O que é jornalismo de soluções?
É uma prática jornalística que abre espaço para o debate de saídas para problemas relevantes, com diferentes visões e aprofundamento dos temas. A ideia é, mais do que apresentar o assunto, focar na resolução das questões, visando ao desenvolvimento da sociedade.
Peter observa que, por conta disso, os países que estão correndo para implantar suas cadeias produtivas oferecem pesados incentivos fiscais, com isenção de impostos e linhas de financiamento. Mas o Brasil também precisaria ampliar a formação de profissionais especializados.
— Hoje, já temos falta de mão de obra, de engenheiros, físicos, pessoal de design, entre muitos outros — afirma Peter.
Não vejo caminho para o Brasil criar fábricas (de "wafers"). Teríamos de fazer um investimento de algo como R$ 50 bilhões para construir uma. Essa corrida já perdemos. Mas temos talento, gente treinada para fazer design, a arquitetura dos chips, terceirizando a produção
ADERBAL FERNANDES LIMA
Empresário do setor de eletrônica e coordenador do Conselho de Comércio Exterior da Fiergs
O país conta hoje com algumas empresas vinculadas a essa cadeia — com destaque para o Rio Grande do Sul, que poderia se beneficiar de mais investimentos nesse setor pela experiência e qualidade de sua mão de obra. No Brasil todo, há um punhado de firmas de design de chips (duas no Tecnopuc, na Capital) e algumas outras de encapsulamento (uma no campus da Unisinos, em São Leopoldo). A Ceitec, empresa vinculada ao Ministério da Ciência, Tecnologia e Inovações (MCTI) e localizada em Porto Alegre, era a única que produzia placas, mas entrou em processo de extinção por decisão do governo federal.

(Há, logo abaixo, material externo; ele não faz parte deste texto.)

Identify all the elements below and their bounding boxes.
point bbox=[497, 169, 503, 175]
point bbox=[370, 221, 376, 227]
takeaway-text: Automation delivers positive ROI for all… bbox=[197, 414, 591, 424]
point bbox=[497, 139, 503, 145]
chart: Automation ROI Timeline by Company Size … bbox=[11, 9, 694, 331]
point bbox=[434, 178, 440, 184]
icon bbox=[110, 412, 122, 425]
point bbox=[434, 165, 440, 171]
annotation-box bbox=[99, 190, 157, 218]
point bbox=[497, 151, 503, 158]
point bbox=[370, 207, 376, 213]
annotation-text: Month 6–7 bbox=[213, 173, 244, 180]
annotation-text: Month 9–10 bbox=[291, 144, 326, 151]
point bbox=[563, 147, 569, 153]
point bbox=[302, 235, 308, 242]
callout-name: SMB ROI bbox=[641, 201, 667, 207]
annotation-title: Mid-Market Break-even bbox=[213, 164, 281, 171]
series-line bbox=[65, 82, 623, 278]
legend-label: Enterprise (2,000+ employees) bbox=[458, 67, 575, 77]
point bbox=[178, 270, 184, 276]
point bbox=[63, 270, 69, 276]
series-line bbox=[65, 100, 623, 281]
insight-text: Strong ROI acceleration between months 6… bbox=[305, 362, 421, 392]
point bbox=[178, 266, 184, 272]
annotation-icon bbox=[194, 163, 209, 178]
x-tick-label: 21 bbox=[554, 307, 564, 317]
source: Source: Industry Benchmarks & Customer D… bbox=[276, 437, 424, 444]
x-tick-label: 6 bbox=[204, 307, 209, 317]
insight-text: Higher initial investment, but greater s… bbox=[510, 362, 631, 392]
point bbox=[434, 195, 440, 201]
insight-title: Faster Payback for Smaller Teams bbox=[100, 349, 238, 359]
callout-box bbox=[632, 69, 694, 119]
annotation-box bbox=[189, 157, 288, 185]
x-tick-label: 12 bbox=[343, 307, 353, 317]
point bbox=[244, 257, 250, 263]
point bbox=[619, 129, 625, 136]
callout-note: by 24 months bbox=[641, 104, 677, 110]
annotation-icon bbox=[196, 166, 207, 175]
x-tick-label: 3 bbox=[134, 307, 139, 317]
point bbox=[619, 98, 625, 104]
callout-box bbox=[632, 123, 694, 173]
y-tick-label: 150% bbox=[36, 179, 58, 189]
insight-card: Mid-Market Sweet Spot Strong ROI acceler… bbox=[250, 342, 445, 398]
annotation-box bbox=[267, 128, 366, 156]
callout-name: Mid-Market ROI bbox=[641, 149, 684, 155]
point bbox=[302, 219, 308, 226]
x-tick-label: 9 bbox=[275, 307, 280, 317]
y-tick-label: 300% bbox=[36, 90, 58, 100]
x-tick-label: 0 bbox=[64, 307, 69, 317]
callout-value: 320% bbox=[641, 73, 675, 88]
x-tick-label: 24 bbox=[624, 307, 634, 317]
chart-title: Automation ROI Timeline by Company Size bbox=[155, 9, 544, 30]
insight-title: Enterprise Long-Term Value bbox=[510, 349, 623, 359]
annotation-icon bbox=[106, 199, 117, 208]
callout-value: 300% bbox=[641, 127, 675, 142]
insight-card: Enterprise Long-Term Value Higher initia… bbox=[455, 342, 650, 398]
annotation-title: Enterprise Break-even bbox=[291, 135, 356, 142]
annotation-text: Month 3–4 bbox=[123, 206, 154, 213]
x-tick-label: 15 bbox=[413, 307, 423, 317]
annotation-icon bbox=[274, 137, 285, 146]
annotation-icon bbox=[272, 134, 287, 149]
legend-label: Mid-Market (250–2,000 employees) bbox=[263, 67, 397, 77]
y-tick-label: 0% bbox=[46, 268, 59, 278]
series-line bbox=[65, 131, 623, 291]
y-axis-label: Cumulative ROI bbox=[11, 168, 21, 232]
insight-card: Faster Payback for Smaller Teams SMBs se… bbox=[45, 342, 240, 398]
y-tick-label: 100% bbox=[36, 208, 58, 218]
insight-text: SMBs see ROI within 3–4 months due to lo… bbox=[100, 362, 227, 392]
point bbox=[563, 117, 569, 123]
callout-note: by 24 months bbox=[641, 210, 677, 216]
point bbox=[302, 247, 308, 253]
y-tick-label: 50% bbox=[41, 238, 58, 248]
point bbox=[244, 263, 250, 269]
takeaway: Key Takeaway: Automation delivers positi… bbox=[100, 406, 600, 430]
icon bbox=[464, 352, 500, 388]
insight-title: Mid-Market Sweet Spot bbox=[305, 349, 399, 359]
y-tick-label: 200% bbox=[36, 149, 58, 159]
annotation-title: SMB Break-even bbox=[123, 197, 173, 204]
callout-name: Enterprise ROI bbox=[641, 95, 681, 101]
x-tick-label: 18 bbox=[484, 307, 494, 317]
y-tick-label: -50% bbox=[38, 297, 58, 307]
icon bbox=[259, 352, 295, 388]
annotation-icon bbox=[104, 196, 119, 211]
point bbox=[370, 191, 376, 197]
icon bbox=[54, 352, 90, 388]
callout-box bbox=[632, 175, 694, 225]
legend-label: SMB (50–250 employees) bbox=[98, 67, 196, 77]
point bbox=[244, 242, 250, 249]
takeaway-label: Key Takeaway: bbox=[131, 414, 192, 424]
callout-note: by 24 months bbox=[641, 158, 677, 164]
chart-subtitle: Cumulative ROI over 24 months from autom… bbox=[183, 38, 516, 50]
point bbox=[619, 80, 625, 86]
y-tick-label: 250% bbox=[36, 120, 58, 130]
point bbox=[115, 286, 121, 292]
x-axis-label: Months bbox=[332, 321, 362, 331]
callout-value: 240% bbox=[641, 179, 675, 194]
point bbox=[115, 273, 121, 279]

Empresário do setor de eletrônica e coordenador do Conselho de Comércio Exterior da Fiergs, Aderbal Fernandes Lima acredita que o melhor caminho para o país em termos de estratégia econômica seria apostar nas etapas menos custosas do processo de elaboração dos semicondutores — nem por isso menos vantajosas.
— Não vejo caminho para o Brasil criar fábricas (de "wafers"). Teríamos de fazer um investimento de algo como R$ 50 bilhões para construir uma. Essa corrida já perdemos. Mas temos talento, gente treinada para fazer design, a arquitetura dos chips, terceirizando a produção. É nessa etapa que reside a propriedade intelectual, que garante os maiores retornos, e não na fabricação — avalia Lima.
Lima acrescenta que é o que empresas como a Apple fazem: desenham os chips que vão abastecer seus aparelhos e mandam fabricá-los — por enquanto — em países com menor custo de produção na Ásia. Mas há quem acredite que os brasileiros poderiam criar uma cadeia inteira de produção dos semicondutores em razão de alguns fatores favoráveis.
— A Secretaria de Empreendedorismo do MCTI está estudando condições para colocar o Brasil como um player para design e fabricação de chips. Isso demanda investimentos bilionários, mas o país, por estar em uma região de onde poderia distribuir para a Europa e o resto da América, sem grandes problemas de clima ou de guerras, poderia se colocar como opção — observa o diretor regional da Abinee no Estado, Régis Hauber.
Dificilmente se veriam resultados significativos, porém, em um prazo inferior a cinco ou seis anos. Consultado por GZH sobre os planos para o setor de microeletrônica no país, o MCTI não se manifestou até o fechamento desta reportagem.